Die ursprünglich vorgesehene Rückwirkung zum 1. September 2022 wurde leider nicht umgesetzt. Die Neuregelung ist erst am 21. März 2023 in Kraft getreten, so dass eine Lücke zwischen dem Auslaufen der pandemiebedingten Sonderregelungen und dem Inkrafttreten der Neuregelung besteht. 

 

Fazit


Grundsätzlich ist die vom Gesetzgeber vorgesehene Regelung erfreulich, eröffnet sie doch nunmehr in den letzten Jahren bewährte Wege auch ohne entsprechende Satzungsanpassung. Allerdings hat die Regelung auch Schwächen. So scheint die Bestimmung eine gewisse Praxisferne zu haben, indem rein virtuelle Versammlungen zunächst durch die Mitgliederversammlung vorgesehen werden müssen. Ob diese Hürde und unnötige Verkomplizierung im Einzelfall tatsächlich praktisch umgesetzt wird, kann man gewiss hinterfragen. Auch das Fehlen von Erleichterungen für das schriftliche Umlaufverfahren ist schade.
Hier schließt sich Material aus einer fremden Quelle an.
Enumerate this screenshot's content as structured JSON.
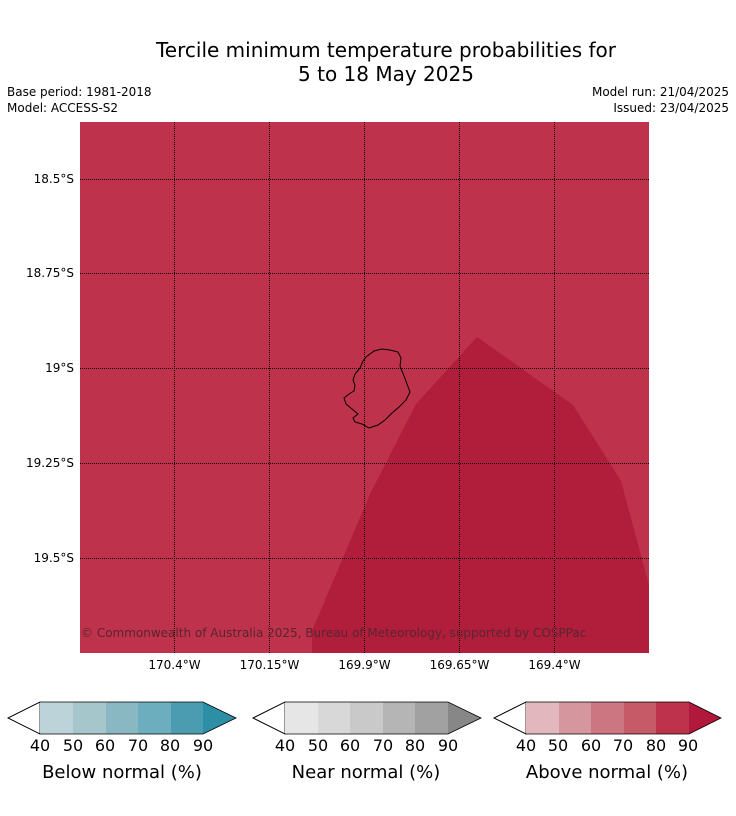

In der Praxis gibt es ganz unterschiedliche Vereine – mit einigen wenigen und mit mehreren hundert Mitgliedern, mit juristischen Personen als Mitgliedern und somit professionellen, hauptamtlichen Vorständen oder Geschäftsführern als deren Vertreter, oder mit Mitgliederversammlungen, die als Delegiertenversammlungen ausgestaltet sind. Jede dieser Ausprägungen des Vereins hat andere Anforderungen. Vor diesem Hintergrund empfiehlt es sich, eine passgenaue Regelung für den Einzelfall zu finden und spätestens bei der nächsten Satzungsänderung umzusetzen.